Is President Vladimir Putin serious about rescuing Russia?
By Gwynne Dyer
LONDON (JP): "It is an attempt at Communist and political revenge," said Anatoly Chubais, head of the electricity monopoly United Energy System, Russia's second largest company, when the parliamentary Audit Chamber announced on July 14 that he was under investigation for criminal activity. Maybe it is -- but it could also be a sign that President Vladimir Putin is serious about saving Russia.
Russia's core problem is the political corruption and legal anarchy that have allowed a handful of immensely rich and powerful "oligarchs" to loot the economy and control the political process. Former President Boris Yeltsin worked hand in hand with these men, and so did Chubais, who is widely believed to have made countless insider deals while he was in charge of the post-Soviet privatization program.
Vladimir Putin owes his presidency to Yeltsin (his first act as president was to give Yeltsin amnesty for all the crimes he might have committed), so nobody expected him to move decisively against the oligarchs. And for the first four months of his term, Putin lived down to expectations.
Some tax reforms started making their way through the Duma, together with legal changes to bring the regional governors (many of whom were behaving like independent potentates) under control. But the only oligarch who had any problems was media mogul Vladimir Gusinsky, whose NTV television channel, Sevodnya daily newspaper and Itogi news magazine have been outspoken critics of government policy.
Gusinsky is no saint, but the constant raids on his MediaMost headquarters by gun-wielding tax police, followed by his arrest and brief imprisonment last month, just looked like political harassment by Putin. Then, however, the pattern changed dramatically.
On July 11 charges were laid against Vagit Alekperov, chairman of Lukoil, Russia's largest oil company, for tax evasion. On the same day, Vladimir Potanin, who controls one of the world's biggest nickel producers, Norilsk Nickel, was asked by the state prosecutor's office to make a voluntary payment of US$140 million to the government to atone for buying Norilsk at a knock-down price at the height of the mid-90s privatizations.
On July 12, the head of the tax police charged that Avtovaz, Russia's largest car manufacturer, had "concealed huge sums" from the state. This was astonishing, as Avtovaz is generally believed to be linked with the biggest oligarch of all, Boris Berezovsky, whose support was vital to Yeltsin, and to Putin's own rise to power.
Then on Friday came the investigation of Chubais, who is charged with having sold more than 15 percent of UES's shares to foreigners during the privatization process despite legislation restricting them to Russian investors.
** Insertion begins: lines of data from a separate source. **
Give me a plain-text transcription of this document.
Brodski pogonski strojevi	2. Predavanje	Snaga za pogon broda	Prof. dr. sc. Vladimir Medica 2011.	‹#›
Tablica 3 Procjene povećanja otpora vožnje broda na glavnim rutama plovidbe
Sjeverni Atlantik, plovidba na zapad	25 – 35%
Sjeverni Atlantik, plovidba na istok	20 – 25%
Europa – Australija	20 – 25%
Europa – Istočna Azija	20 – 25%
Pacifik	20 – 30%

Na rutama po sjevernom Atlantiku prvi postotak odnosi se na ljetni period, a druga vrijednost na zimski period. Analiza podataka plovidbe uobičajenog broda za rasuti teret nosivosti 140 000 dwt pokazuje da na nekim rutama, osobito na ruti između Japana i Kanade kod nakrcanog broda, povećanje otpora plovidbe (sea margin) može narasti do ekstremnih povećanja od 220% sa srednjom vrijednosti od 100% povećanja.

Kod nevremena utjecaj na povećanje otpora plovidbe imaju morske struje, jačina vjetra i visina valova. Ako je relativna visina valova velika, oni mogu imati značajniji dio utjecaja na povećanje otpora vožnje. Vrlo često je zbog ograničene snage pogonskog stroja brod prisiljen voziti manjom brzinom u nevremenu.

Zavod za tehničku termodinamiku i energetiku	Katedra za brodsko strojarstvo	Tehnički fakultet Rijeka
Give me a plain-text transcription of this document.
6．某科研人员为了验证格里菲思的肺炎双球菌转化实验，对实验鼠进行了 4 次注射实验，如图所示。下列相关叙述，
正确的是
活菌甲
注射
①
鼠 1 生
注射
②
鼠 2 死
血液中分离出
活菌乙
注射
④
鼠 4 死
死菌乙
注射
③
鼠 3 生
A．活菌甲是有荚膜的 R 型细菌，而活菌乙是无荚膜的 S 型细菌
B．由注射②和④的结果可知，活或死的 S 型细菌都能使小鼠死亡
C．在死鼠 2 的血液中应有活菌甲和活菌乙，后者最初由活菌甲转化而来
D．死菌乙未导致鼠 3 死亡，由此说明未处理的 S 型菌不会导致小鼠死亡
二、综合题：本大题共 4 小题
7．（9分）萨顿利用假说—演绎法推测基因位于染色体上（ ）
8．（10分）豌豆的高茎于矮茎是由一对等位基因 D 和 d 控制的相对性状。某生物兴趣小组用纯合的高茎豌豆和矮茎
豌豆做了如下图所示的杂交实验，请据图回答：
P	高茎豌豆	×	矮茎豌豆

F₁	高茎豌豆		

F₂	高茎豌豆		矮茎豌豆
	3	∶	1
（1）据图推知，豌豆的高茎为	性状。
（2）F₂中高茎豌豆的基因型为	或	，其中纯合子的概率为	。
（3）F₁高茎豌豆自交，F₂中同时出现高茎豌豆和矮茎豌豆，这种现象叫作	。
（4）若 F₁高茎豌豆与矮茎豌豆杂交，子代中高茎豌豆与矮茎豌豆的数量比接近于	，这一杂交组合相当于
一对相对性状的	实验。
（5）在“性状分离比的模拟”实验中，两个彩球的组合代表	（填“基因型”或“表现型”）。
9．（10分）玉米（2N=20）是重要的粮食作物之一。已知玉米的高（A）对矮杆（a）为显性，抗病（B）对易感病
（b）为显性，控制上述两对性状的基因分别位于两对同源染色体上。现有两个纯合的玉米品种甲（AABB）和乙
Could it be that Vladimir Putin is really trying to turn the ship of state around?
If so, it will be a monumental task, for the rot has gone very deep -- so deep, in fact, that Russia's population is now shrinking faster than any other country in the world. The chaos of the past decade has been so bad that a quarter of young Russian women now say that they never intend to have children, while the average life span has plummeted by ten years.
Today's Russia still has 146 million people, but if current trends persist, the population will fall to only 90 million in forty years' time. As Putin told the Duma (parliament) in his "state of the nation" address on July 8, "We face the real danger of becoming a senile nation."
Meanwhile, many ordinary Russians now worry about where their next meal is coming from. In only eight years, the incomes of the richest fifth of Russians have swollen from 31 percent to 48 percent of total national income, while the incomes of the poorest fifth have shrunk from a 12 percent share to only 6 percent. The gulf between the richest and the poorest is already wider than in any other industrial country except, perhaps, the United States.
So how could one man -- even a man with the sweeping powers of the Russian presidency -- turn all that around?
It could certainly be done in theory. If Putin really enforced the law impartially, he would also be halfway to fixing the economy. Russia is still a country with immense human and natural resources, needing only a stable and fair legal environment to begin prospering. And if the economy were fixed, even the collapse in the population might be slowed.
Is Putin free to act like that? Perhaps, for he isn't as beholden to Yeltsin's "family" as he seems. The oligarchs who flourished under Yeltsin and backed his bid for a second presidential term in 1996 threw their support behind Putin last year because he seemed the safest bet to succeed Yeltsin. But now Putin has the power, and can use it as he wishes.
The Western media's general response to last week's upheavals has been to fret about the rise of a "new tsar" and the resurgence of Russia's authoritarian traditions. They may be right, for Putin has a KGB background, he cynically launched the second Chechen war as a way of building a reputation as a tough patriot, and his manner is ... well, authoritarian. But they may also be wrong.
Russia urgently needs to establish the rule of law after the venal chaos of the Yeltsin years, and all the steps Putin has taken so far are a logical part of that process. It remains to be seen whether he will act with equal determination against Boris Berezovsky and other tycoons who backed his rise to power, notably Roman Abramovich, head of the oil giant Sibneft. But it is too early to dismiss all this as merely the vengeful actions of a would-be tyrant.